Some incidents of rhabdomyolysis with pravastatin treatment in patients with MDD have been rarely reported [48]. Co-prescription of pravastatin and paroxetine may lead to a rise in mean serum glucose levels and an increase in the anticoagulation parameters such as prothrombin time, partial thromboplastin time, and international normalized ratio; these findings may be of concern in patients with increased risk of diabetes, renal disorders, and coagulation abnormalities [49]. In elderly patients, the long-term polypharmacy with antidepressants and statins may lead to an oxidation-reduction factor imbalance and high generation of reactive oxygen species, inducing rapid cellular aging [50]. It is important to note that statin use has not been linked to an increased risk of seizures, anxiety disorders, personality disorders, or suicidality [51]. The is an extremely low risk for myopathy and rhabdomyolysis with a combination of fluvoxamine with lovastatin, simvastatin, or atorvastatin [47]. Also, rare occurrences of rhabdomyolysis and transaminitis were reported in association with the concomitant use of nefazodone and simvastatin [52].

Conclusions

Our research shows that statins and antidepressants such as SSRIs and SNRIs are generally safe in combination and can be quite useful for patients with comorbid conditions such as CVD, MDD, and MetS due to the various synergistic mechanisms of action.

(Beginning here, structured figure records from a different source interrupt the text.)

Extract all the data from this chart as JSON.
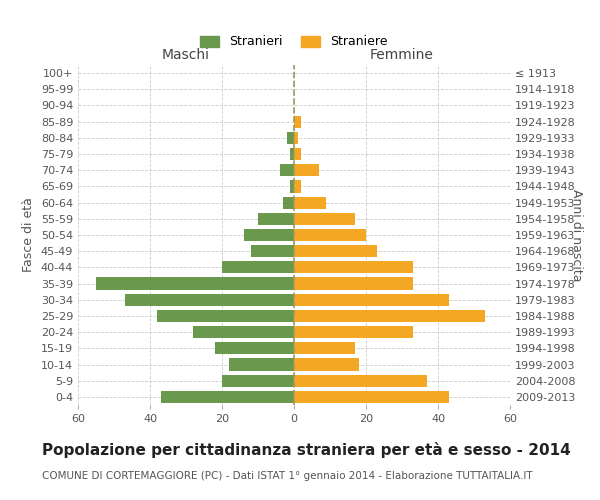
{
  "age_groups": [
    "0-4",
    "5-9",
    "10-14",
    "15-19",
    "20-24",
    "25-29",
    "30-34",
    "35-39",
    "40-44",
    "45-49",
    "50-54",
    "55-59",
    "60-64",
    "65-69",
    "70-74",
    "75-79",
    "80-84",
    "85-89",
    "90-94",
    "95-99",
    "100+"
  ],
  "birth_years": [
    "2009-2013",
    "2004-2008",
    "1999-2003",
    "1994-1998",
    "1989-1993",
    "1984-1988",
    "1979-1983",
    "1974-1978",
    "1969-1973",
    "1964-1968",
    "1959-1963",
    "1954-1958",
    "1949-1953",
    "1944-1948",
    "1939-1943",
    "1934-1938",
    "1929-1933",
    "1924-1928",
    "1919-1923",
    "1914-1918",
    "≤ 1913"
  ],
  "males": [
    37,
    20,
    18,
    22,
    28,
    38,
    47,
    55,
    20,
    12,
    14,
    10,
    3,
    1,
    4,
    1,
    2,
    0,
    0,
    0,
    0
  ],
  "females": [
    43,
    37,
    18,
    17,
    33,
    53,
    43,
    33,
    33,
    23,
    20,
    17,
    9,
    2,
    7,
    2,
    1,
    2,
    0,
    0,
    0
  ],
  "male_color": "#6a994e",
  "female_color": "#f4a723",
  "grid_color": "#cccccc",
  "center_line_color": "#999966",
  "title": "Popolazione per cittadinanza straniera per età e sesso - 2014",
  "subtitle": "COMUNE DI CORTEMAGGIORE (PC) - Dati ISTAT 1° gennaio 2014 - Elaborazione TUTTAITALIA.IT",
  "left_label": "Maschi",
  "right_label": "Femmine",
  "ylabel": "Fasce di età",
  "ylabel2": "Anni di nascita",
  "legend_male": "Stranieri",
  "legend_female": "Straniere",
  "xlim": 60,
  "title_fontsize": 11,
  "subtitle_fontsize": 7.5,
  "tick_fontsize": 8,
  "label_fontsize": 10,
  "legend_fontsize": 9,
  "ylabel_fontsize": 9
}
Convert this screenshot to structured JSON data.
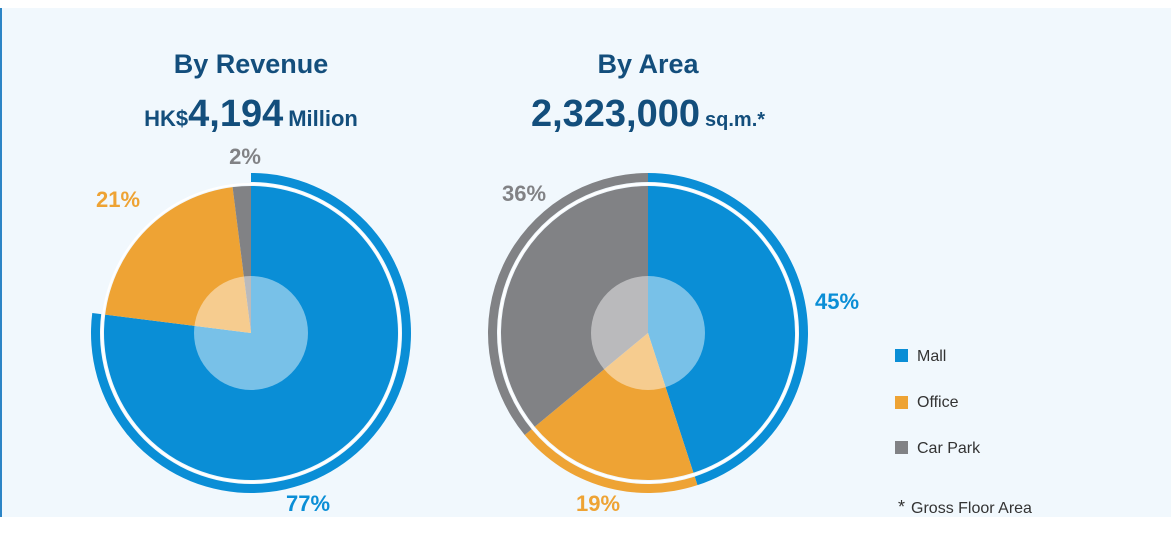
{
  "colors": {
    "mall": "#0a8ed6",
    "office": "#eea334",
    "car_park": "#818285",
    "title": "#134e7c"
  },
  "chart_data": [
    {
      "type": "pie",
      "title": "By Revenue",
      "subtitle": {
        "prefix": "HK$",
        "value": "4,194",
        "unit": "Million"
      },
      "categories": [
        "Mall",
        "Office",
        "Car Park"
      ],
      "values": [
        77,
        21,
        2
      ],
      "labels": [
        "77%",
        "21%",
        "2%"
      ]
    },
    {
      "type": "pie",
      "title": "By Area",
      "subtitle": {
        "prefix": "",
        "value": "2,323,000",
        "unit": "sq.m.*"
      },
      "categories": [
        "Mall",
        "Office",
        "Car Park"
      ],
      "values": [
        45,
        19,
        36
      ],
      "labels": [
        "45%",
        "19%",
        "36%"
      ]
    }
  ],
  "legend": {
    "placement": "right",
    "items": [
      {
        "label": "Mall",
        "color": "#0a8ed6"
      },
      {
        "label": "Office",
        "color": "#eea334"
      },
      {
        "label": "Car Park",
        "color": "#818285"
      }
    ]
  },
  "footnote": {
    "mark": "*",
    "text": "Gross Floor Area"
  }
}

Lower rates of depression and higher remission rates are seen in clinical practice when patients with depressive symptoms post-cardiac events are on statins and antidepressants compared to patients prescribed monotherapy of either class of medications. Out of all the SSRIs, sertraline seems to be the safest drug of choice due to its minimal effect on cardiovascular conduction and safety profile in overdose. In general, there are very few drug-drug interactions between the two classes of medications, and regular monitoring for side effects or adverse drug reactions in patients with co-prescription of statins and antidepressants such as SSRIs and SNRIs is not necessary except in potential high-risk individuals at the discretion of the physician. TCAs, MAOIs, SARIs, and drugs such as Bupropion are also generally safe when taken along with statins even though there are rare incidences of musculoskeletal and hepatic adverse effects. In general, statins seem to be quite safe and effective when co-prescribed with all the major classes of antidepressants. We encourage further studies such as large-scale observational studies and proactive postmarketing surveillance regarding this topic as it is of immense clinical importance by directly or indirectly affecting the lives of half of the population worldwide.